Understanding the factors that contribute to successful community reintegration of people with aphasia is the goal of the Stroke and Aphasia Recovery Laboratory. Lisa Tabor Connor, PhD, who heads the lab, is currently involved in several research projects to better understand barriers and facilitators to participation in people with aphasia, which is the loss of the ability to communicate after stroke. Connor and her colleagues in occupational therapy and neurology have been studying the risk factors for non-optimal participation after stroke for the past three years.

“In the participation study, we are examining how much people with aphasia resume their valued occupations in the community six months or more after stroke and what factors determine who will fully participate and who will not,” Connor says. “We are measuring factors such as stroke severity, social support, cognition, physical function, and communication.

By measuring these factors, our goal is to create a model to guide us to the most important risk factors so we can target them in future studies to optimize rehabilitation, and ultimately to enable people to participate fully in meaningful activities.”

Connor is also studying cognitive load – how much effort people are experiencing when they do tasks – through the use of an EEG-based system in people with aphasia who have difficulty with auditory comprehension. Study participants listen to complex and simple auditory passages and then must answer comprehension questions while wearing the EEG device.

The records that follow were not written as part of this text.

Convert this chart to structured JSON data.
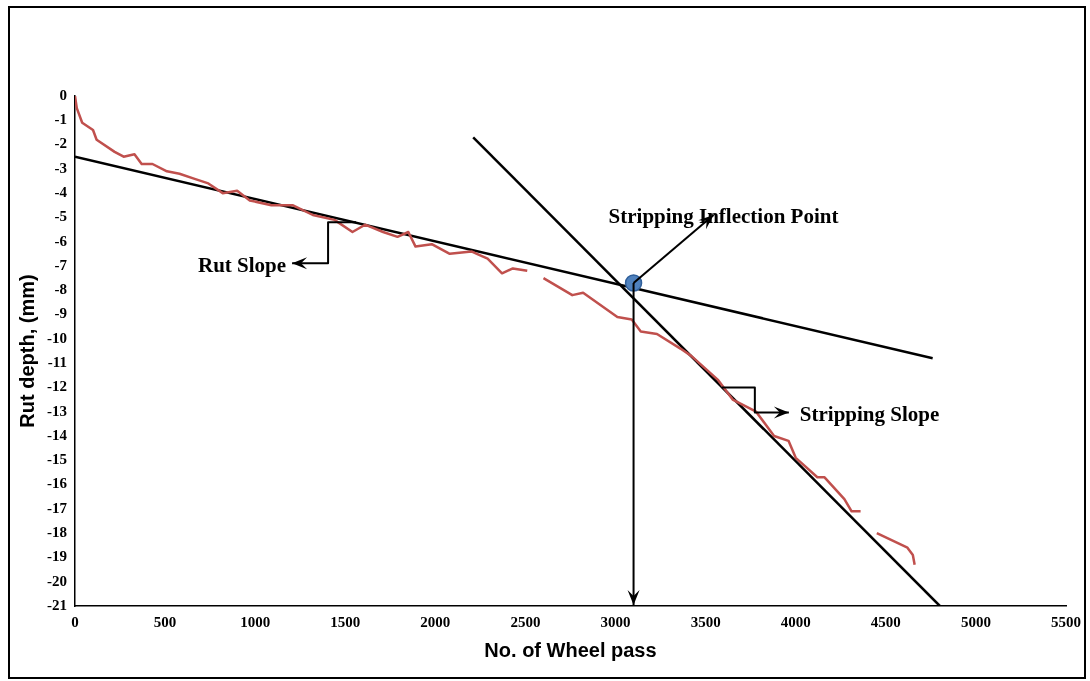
{
  "chart_data": {
    "type": "line",
    "xlabel": "No. of Wheel pass",
    "ylabel": "Rut depth, (mm)",
    "xlim": [
      0,
      5500
    ],
    "xticks": [
      0,
      500,
      1000,
      1500,
      2000,
      2500,
      3000,
      3500,
      4000,
      4500,
      5000,
      5500
    ],
    "ylim": [
      -21,
      0
    ],
    "yticks": [
      -21,
      -20,
      -19,
      -18,
      -17,
      -16,
      -15,
      -14,
      -13,
      -12,
      -11,
      -10,
      -9,
      -8,
      -7,
      -6,
      -5,
      -4,
      -3,
      -2,
      -1,
      0
    ],
    "grid": false,
    "legend": false,
    "line_style": "solid",
    "series": [
      {
        "type": "line",
        "color": "#c0504d",
        "marker": "none",
        "x": [
          0,
          10,
          40,
          100,
          120,
          220,
          270,
          330,
          370,
          430,
          510,
          580,
          660,
          740,
          820,
          900,
          970,
          1090,
          1210,
          1320,
          1440,
          1540,
          1610,
          1710,
          1790,
          1850,
          1890,
          1980,
          2080,
          2200,
          2290,
          2370,
          2430,
          2510,
          2560,
          2600,
          2760,
          2820,
          3010,
          3090,
          3140,
          3230,
          3360,
          3420,
          3570,
          3650,
          3780,
          3880,
          3960,
          4000,
          4120,
          4160,
          4270,
          4310,
          4360,
          4400,
          4450,
          4620,
          4650,
          4660
        ],
        "values": [
          0,
          -0.5,
          -1.1,
          -1.4,
          -1.8,
          -2.3,
          -2.5,
          -2.4,
          -2.8,
          -2.8,
          -3.1,
          -3.2,
          -3.4,
          -3.6,
          -4.0,
          -3.9,
          -4.3,
          -4.5,
          -4.5,
          -4.9,
          -5.1,
          -5.6,
          -5.3,
          -5.6,
          -5.8,
          -5.6,
          -6.2,
          -6.1,
          -6.5,
          -6.4,
          -6.7,
          -7.3,
          -7.1,
          -7.2,
          null,
          -7.5,
          -8.2,
          -8.1,
          -9.1,
          -9.2,
          -9.7,
          -9.8,
          -10.4,
          -10.7,
          -11.7,
          -12.5,
          -13.0,
          -14.0,
          -14.2,
          -14.9,
          -15.7,
          -15.7,
          -16.6,
          -17.1,
          -17.1,
          null,
          -18.0,
          -18.6,
          -18.9,
          -19.3
        ]
      },
      {
        "type": "line",
        "color": "#000000",
        "marker": "none",
        "x": [
          0,
          4760
        ],
        "values": [
          -2.5,
          -10.8
        ]
      },
      {
        "type": "line",
        "color": "#000000",
        "marker": "none",
        "x": [
          2210,
          4800
        ],
        "values": [
          -1.7,
          -21
        ]
      },
      {
        "type": "scatter",
        "color": "#4f81bd",
        "marker": "circle",
        "x": [
          3100
        ],
        "values": [
          -7.7
        ]
      }
    ],
    "annotations": [
      {
        "text": "Stripping Inflection Point",
        "x": 3100,
        "y": -7.7
      },
      {
        "text": "Rut Slope",
        "x": 1560,
        "y": -5.2
      },
      {
        "text": "Stripping Slope",
        "x": 3590,
        "y": -12.0
      }
    ]
  }
}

“In the beginning phases of this study, we gave complex material to people with and without aphasia to see if we could use their brain signals to determine if they were in a high or low load state. The answer was yes, we could,” Connor says.

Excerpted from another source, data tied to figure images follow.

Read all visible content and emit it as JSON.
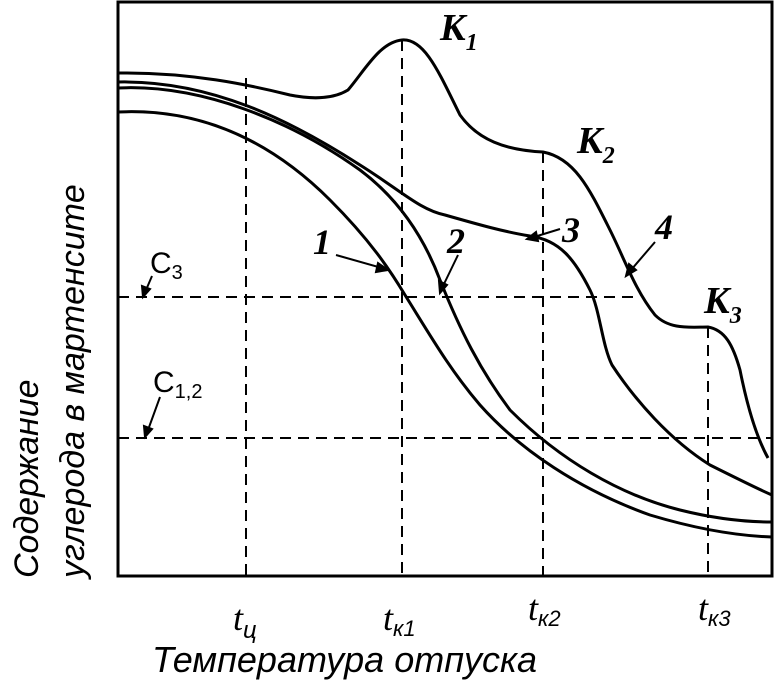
{
  "axes": {
    "ylabel_line1": "Содержание",
    "ylabel_line2": "углерода в мартенсите",
    "xlabel": "Температура отпуска"
  },
  "ticks": [
    {
      "base": "t",
      "sub": "ц"
    },
    {
      "base": "t",
      "sub": "к1"
    },
    {
      "base": "t",
      "sub": "к2"
    },
    {
      "base": "t",
      "sub": "к3"
    }
  ],
  "levels": [
    {
      "base": "С",
      "sub": "3"
    },
    {
      "base": "С",
      "sub": "1,2"
    }
  ],
  "peaks": [
    {
      "base": "К",
      "sub": "1"
    },
    {
      "base": "К",
      "sub": "2"
    },
    {
      "base": "К",
      "sub": "3"
    }
  ],
  "curve_labels": [
    "1",
    "2",
    "3",
    "4"
  ]
}
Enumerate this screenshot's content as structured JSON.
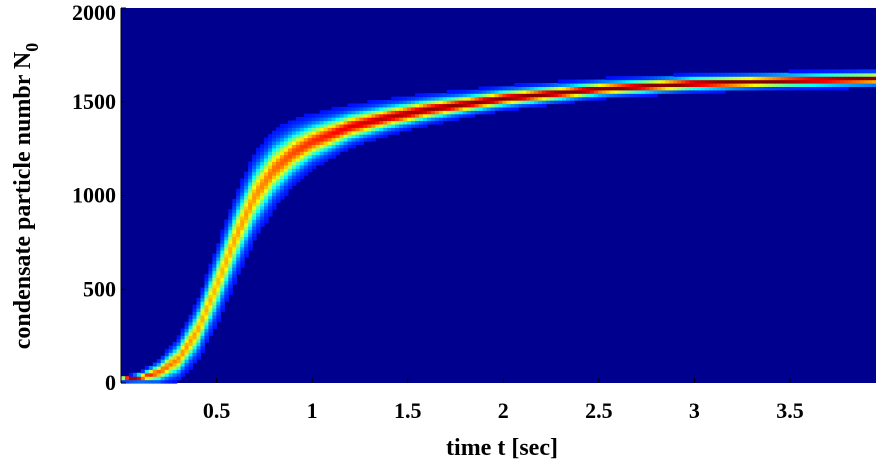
{
  "chart_data": {
    "type": "heatmap",
    "title": "",
    "xlabel": "time t [sec]",
    "ylabel": "condensate particle numbr N",
    "ylabel_subscript": "0",
    "xlim": [
      0,
      3.95
    ],
    "ylim": [
      0,
      2000
    ],
    "x_ticks": [
      "0.5",
      "1",
      "1.5",
      "2",
      "2.5",
      "3",
      "3.5"
    ],
    "y_ticks": [
      "0",
      "500",
      "1000",
      "1500",
      "2000"
    ],
    "x_tick_values": [
      0.5,
      1,
      1.5,
      2,
      2.5,
      3,
      3.5
    ],
    "y_tick_values": [
      0,
      500,
      1000,
      1500,
      2000
    ],
    "colormap": "jet",
    "background_color": "#00008f",
    "grid": false,
    "series": [
      {
        "x": [
          0.0,
          0.1,
          0.2,
          0.3,
          0.4,
          0.5,
          0.6,
          0.7,
          0.8,
          0.9,
          1.0,
          1.2,
          1.4,
          1.6,
          1.8,
          2.0,
          2.5,
          3.0,
          3.5,
          3.95
        ],
        "mean": [
          20,
          30,
          60,
          130,
          280,
          520,
          780,
          1000,
          1140,
          1230,
          1290,
          1370,
          1420,
          1460,
          1490,
          1520,
          1570,
          1600,
          1615,
          1625
        ],
        "width": [
          10,
          25,
          60,
          100,
          140,
          180,
          200,
          200,
          180,
          150,
          125,
          95,
          80,
          70,
          60,
          55,
          45,
          42,
          40,
          40
        ],
        "peak": [
          1.0,
          0.82,
          0.7,
          0.65,
          0.62,
          0.6,
          0.62,
          0.64,
          0.68,
          0.72,
          0.75,
          0.82,
          0.87,
          0.9,
          0.92,
          0.93,
          0.94,
          0.95,
          0.95,
          0.95
        ]
      }
    ]
  }
}
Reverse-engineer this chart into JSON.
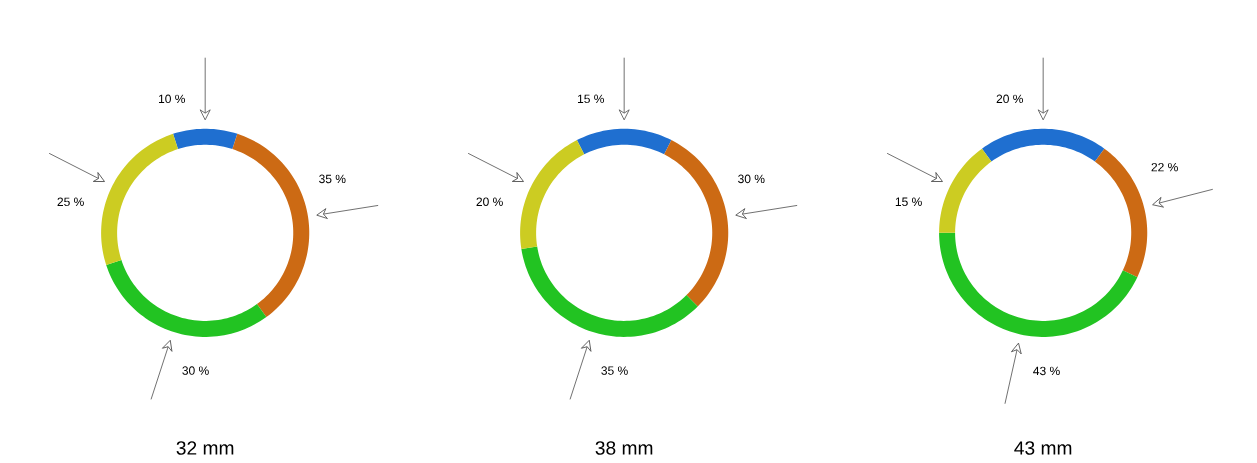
{
  "chart_data": [
    {
      "type": "donut",
      "xlabel": "32 mm",
      "categories": [
        null,
        null,
        null,
        null
      ],
      "values": [
        10,
        35,
        30,
        25
      ],
      "colors": [
        "#1f6fd0",
        "#cc6a14",
        "#22c322",
        "#cccc22"
      ],
      "value_labels": [
        "10 %",
        "35 %",
        "30 %",
        "25 %"
      ]
    },
    {
      "type": "donut",
      "xlabel": "38 mm",
      "categories": [
        null,
        null,
        null,
        null
      ],
      "values": [
        15,
        30,
        35,
        20
      ],
      "colors": [
        "#1f6fd0",
        "#cc6a14",
        "#22c322",
        "#cccc22"
      ],
      "value_labels": [
        "15 %",
        "30 %",
        "35 %",
        "20 %"
      ]
    },
    {
      "type": "donut",
      "xlabel": "43 mm",
      "categories": [
        null,
        null,
        null,
        null
      ],
      "values": [
        20,
        22,
        43,
        15
      ],
      "colors": [
        "#1f6fd0",
        "#cc6a14",
        "#22c322",
        "#cccc22"
      ],
      "value_labels": [
        "20 %",
        "22 %",
        "43 %",
        "15 %"
      ]
    }
  ]
}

The next phase is to apply this information in rehabilitation. “Once we have determined their load under experimental conditions, we will then be able to use that information going forward to pinpoint which state they are in during rehabilitation tasks. If they are in a high load state, therapy intensity can then be adjusted to a lower level and increased more gradually.”

Connor’s newest project is in collaboration with Alexandre Carter, MD, PhD, assistant professor of neurology and occupational therapy at Washington University School of Medicine, and Jack Engsberg, PhD, professor in the Program in Occupational Therapy, utilizing virtual technology to examine spatial neglect after a right hemisphere stroke.

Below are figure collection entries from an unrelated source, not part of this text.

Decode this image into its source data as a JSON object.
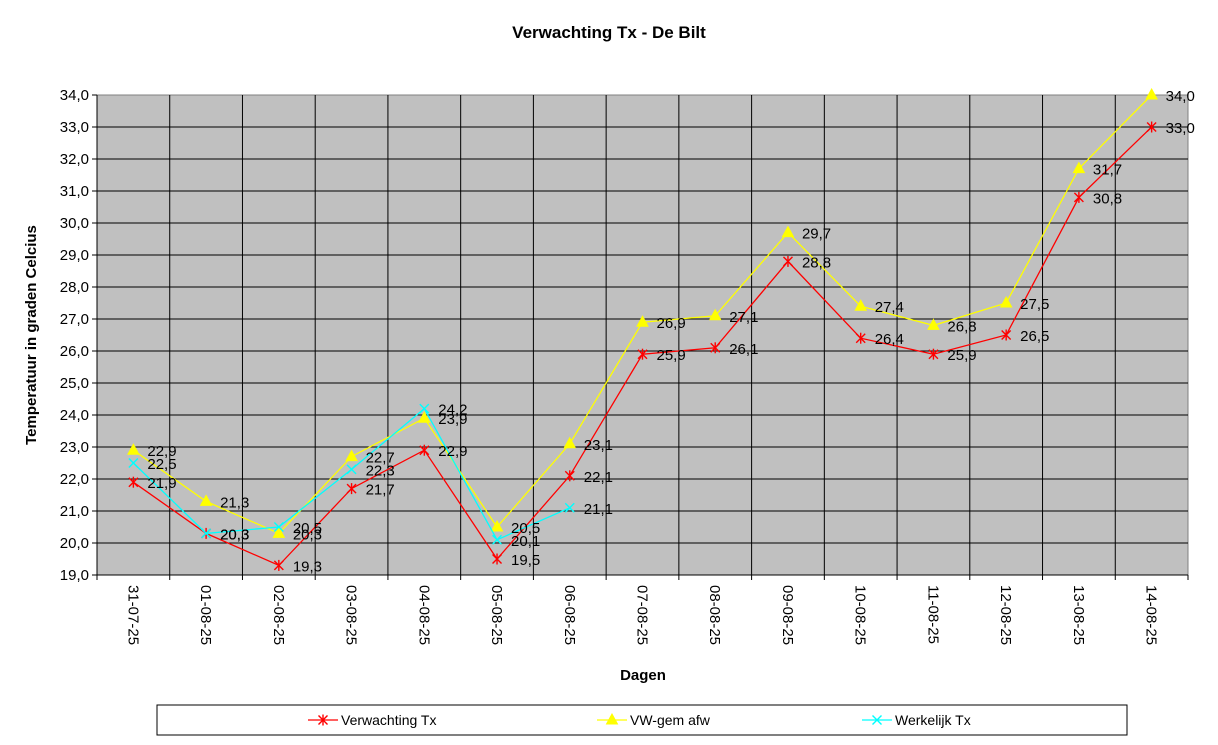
{
  "chart_data": {
    "type": "line",
    "title": "Verwachting Tx - De Bilt",
    "xlabel": "Dagen",
    "ylabel": "Temperatuur in graden Celcius",
    "ylim": [
      19.0,
      34.0
    ],
    "ytick_step": 1.0,
    "ytick_labels": [
      "19,0",
      "20,0",
      "21,0",
      "22,0",
      "23,0",
      "24,0",
      "25,0",
      "26,0",
      "27,0",
      "28,0",
      "29,0",
      "30,0",
      "31,0",
      "32,0",
      "33,0",
      "34,0"
    ],
    "grid": true,
    "plot_background": "#c0c0c0",
    "legend_position": "bottom",
    "categories": [
      "31-07-25",
      "01-08-25",
      "02-08-25",
      "03-08-25",
      "04-08-25",
      "05-08-25",
      "06-08-25",
      "07-08-25",
      "08-08-25",
      "09-08-25",
      "10-08-25",
      "11-08-25",
      "12-08-25",
      "13-08-25",
      "14-08-25"
    ],
    "series": [
      {
        "name": "Verwachting Tx",
        "color": "#ff0000",
        "marker": "asterisk",
        "values": [
          21.9,
          20.3,
          19.3,
          21.7,
          22.9,
          19.5,
          22.1,
          25.9,
          26.1,
          28.8,
          26.4,
          25.9,
          26.5,
          30.8,
          33.0
        ],
        "labels": [
          "21,9",
          "20,3",
          "19,3",
          "21,7",
          "22,9",
          "19,5",
          "22,1",
          "25,9",
          "26,1",
          "28,8",
          "26,4",
          "25,9",
          "26,5",
          "30,8",
          "33,0"
        ]
      },
      {
        "name": "VW-gem afw",
        "color": "#ffff00",
        "marker": "triangle",
        "values": [
          22.9,
          21.3,
          20.3,
          22.7,
          23.9,
          20.5,
          23.1,
          26.9,
          27.1,
          29.7,
          27.4,
          26.8,
          27.5,
          31.7,
          34.0
        ],
        "labels": [
          "22,9",
          "21,3",
          "20,3",
          "22,7",
          "23,9",
          "20,5",
          "23,1",
          "26,9",
          "27,1",
          "29,7",
          "27,4",
          "26,8",
          "27,5",
          "31,7",
          "34,0"
        ]
      },
      {
        "name": "Werkelijk Tx",
        "color": "#00ffff",
        "marker": "x",
        "values": [
          22.5,
          20.3,
          20.5,
          22.3,
          24.2,
          20.1,
          21.1,
          null,
          null,
          null,
          null,
          null,
          null,
          null,
          null
        ],
        "labels": [
          "22,5",
          "20,3",
          "20,5",
          "22,3",
          "24,2",
          "20,1",
          "21,1",
          null,
          null,
          null,
          null,
          null,
          null,
          null,
          null
        ]
      }
    ]
  }
}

“Patients can see on the left side of space, but neglect the information there,” Connor says. “Traditionally, prism glasses have been used to expand the visual field through a procedure that has patients practice pointing at dots in front of them while wearing them. We know it works, but it can be very repetitive and dull. We want to take this concept into the virtual world.”

Through a feasibility grant with Carter as principal investigator, Connor is involved in a one year trial using the Kinect gaming system and a “virtual” hand. Participants are not able to see their actual arm; just an extension of their virtual hand on the screen that can be deviated into or away from the neglected space.

“The virtual hand translates the prism theory. We are establishing that when we deviate the virtual hand by ten degrees, we are getting the same effect we get with the glasses. In this first year, we are working on the programing and technological aspects of the project. Initial testing of the system has been promising,” Connor says. “Next steps are to take this into a gaming environment where the client will play a game using the deviated virtual hand for rehabilitation purposes.”

While research still is the primary focus of Connor’s work, improving the quality of everyday life in people with aphasia has become the driving force behind it.

“Since becoming part of the occupational therapy community, I think it is more important to look at things that really matter to people living with stroke and aphasia, like remembering to take medication, being able to drive again, and furthering their rehabilitation at home. The goal of all my research is to maximize participation in activities that matter to people with stroke and aphasia so they can live a full and meaningful life,” Connor says.